Congratulations for your machine, this is a stunning achievement !
> Kawashima <t-kawashima_at_[hidden]> wrote :
> Also, we modified tuned COLL to implement interconnect-and-topology-
> specific bcast/allgather/alltoall/allreduce algorithm. These algorithm
> implementations also bypass PML/BML/BTL to eliminate protocol and
This seems perfectly valid to me. The current coll components use normal
MPI_Send/Recv semantics, hence the PML/BML/BTL chain, but I always saw the
coll framework as a way to be able to integrate smoothly "custom"
collective components for a specific interconnect. I think that Mellanox
also did a specific collective component using directly their ConnectX HCA
However, modifying the "tuned" component may not be the better way to
integrate your collective work. You may consider creating a "tofu" coll
component which would only provide the collectives you optimized (and the
coll framework will fallback on tuned for the ones you didn't optimize).

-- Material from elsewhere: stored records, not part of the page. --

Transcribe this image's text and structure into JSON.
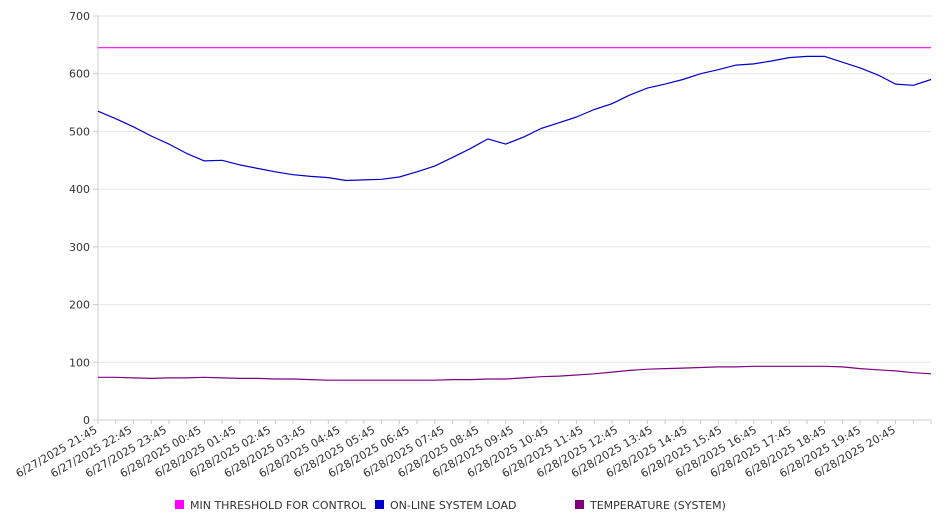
{
  "chart_data": {
    "type": "line",
    "title": "",
    "xlabel": "",
    "ylabel": "",
    "ylim": [
      0,
      700
    ],
    "y_ticks": [
      0,
      100,
      200,
      300,
      400,
      500,
      600,
      700
    ],
    "grid": true,
    "legend_position": "bottom",
    "x_tick_labels": [
      "6/27/2025 21:45",
      "6/27/2025 22:45",
      "6/27/2025 23:45",
      "6/28/2025 00:45",
      "6/28/2025 01:45",
      "6/28/2025 02:45",
      "6/28/2025 03:45",
      "6/28/2025 04:45",
      "6/28/2025 05:45",
      "6/28/2025 06:45",
      "6/28/2025 07:45",
      "6/28/2025 08:45",
      "6/28/2025 09:45",
      "6/28/2025 10:45",
      "6/28/2025 11:45",
      "6/28/2025 12:45",
      "6/28/2025 13:45",
      "6/28/2025 14:45",
      "6/28/2025 15:45",
      "6/28/2025 16:45",
      "6/28/2025 17:45",
      "6/28/2025 18:45",
      "6/28/2025 19:45",
      "6/28/2025 20:45"
    ],
    "x": [
      "6/27/2025 21:45",
      "6/27/2025 22:15",
      "6/27/2025 22:45",
      "6/27/2025 23:15",
      "6/27/2025 23:45",
      "6/28/2025 00:15",
      "6/28/2025 00:45",
      "6/28/2025 01:15",
      "6/28/2025 01:45",
      "6/28/2025 02:15",
      "6/28/2025 02:45",
      "6/28/2025 03:15",
      "6/28/2025 03:45",
      "6/28/2025 04:15",
      "6/28/2025 04:45",
      "6/28/2025 05:15",
      "6/28/2025 05:45",
      "6/28/2025 06:15",
      "6/28/2025 06:45",
      "6/28/2025 07:15",
      "6/28/2025 07:45",
      "6/28/2025 08:15",
      "6/28/2025 08:45",
      "6/28/2025 09:15",
      "6/28/2025 09:45",
      "6/28/2025 10:15",
      "6/28/2025 10:45",
      "6/28/2025 11:15",
      "6/28/2025 11:45",
      "6/28/2025 12:15",
      "6/28/2025 12:45",
      "6/28/2025 13:15",
      "6/28/2025 13:45",
      "6/28/2025 14:15",
      "6/28/2025 14:45",
      "6/28/2025 15:15",
      "6/28/2025 15:45",
      "6/28/2025 16:15",
      "6/28/2025 16:45",
      "6/28/2025 17:15",
      "6/28/2025 17:45",
      "6/28/2025 18:15",
      "6/28/2025 18:45",
      "6/28/2025 19:15",
      "6/28/2025 19:45",
      "6/28/2025 20:15",
      "6/28/2025 20:45",
      "6/28/2025 21:15"
    ],
    "series": [
      {
        "name": "MIN THRESHOLD FOR CONTROL",
        "color": "#ff00ff",
        "values": [
          645,
          645,
          645,
          645,
          645,
          645,
          645,
          645,
          645,
          645,
          645,
          645,
          645,
          645,
          645,
          645,
          645,
          645,
          645,
          645,
          645,
          645,
          645,
          645,
          645,
          645,
          645,
          645,
          645,
          645,
          645,
          645,
          645,
          645,
          645,
          645,
          645,
          645,
          645,
          645,
          645,
          645,
          645,
          645,
          645,
          645,
          645,
          645
        ]
      },
      {
        "name": "ON-LINE SYSTEM LOAD",
        "color": "#0000cc",
        "values": [
          535,
          522,
          508,
          492,
          478,
          462,
          449,
          450,
          442,
          436,
          430,
          425,
          422,
          420,
          415,
          416,
          417,
          421,
          430,
          440,
          455,
          470,
          487,
          478,
          490,
          505,
          515,
          525,
          538,
          548,
          563,
          575,
          582,
          590,
          600,
          607,
          615,
          617,
          622,
          628,
          630,
          630,
          620,
          610,
          598,
          582,
          580,
          590
        ]
      },
      {
        "name": "TEMPERATURE (SYSTEM)",
        "color": "#800080",
        "values": [
          74,
          74,
          73,
          72,
          73,
          73,
          74,
          73,
          72,
          72,
          71,
          71,
          70,
          69,
          69,
          69,
          69,
          69,
          69,
          69,
          70,
          70,
          71,
          71,
          73,
          75,
          76,
          78,
          80,
          83,
          86,
          88,
          89,
          90,
          91,
          92,
          92,
          93,
          93,
          93,
          93,
          93,
          92,
          89,
          87,
          85,
          82,
          80
        ]
      }
    ]
  }
}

> To achieve above, we created 'tofu COMMON', like sm
> Is there interesting one?
It may be interesting, yes. I don't know the tofu model, but if it is not
secret, contributing it is usually a good thing.
Your communication model may be similar to others and portions of code may
be shared with other technologies (I'm thinking of IB, MX, PSM,...).
People writing new code would also consider your model and let you take
advantage of it. Knowing how tofu is integrated into Open MPI may also
impact major decisions the open-source community is taking.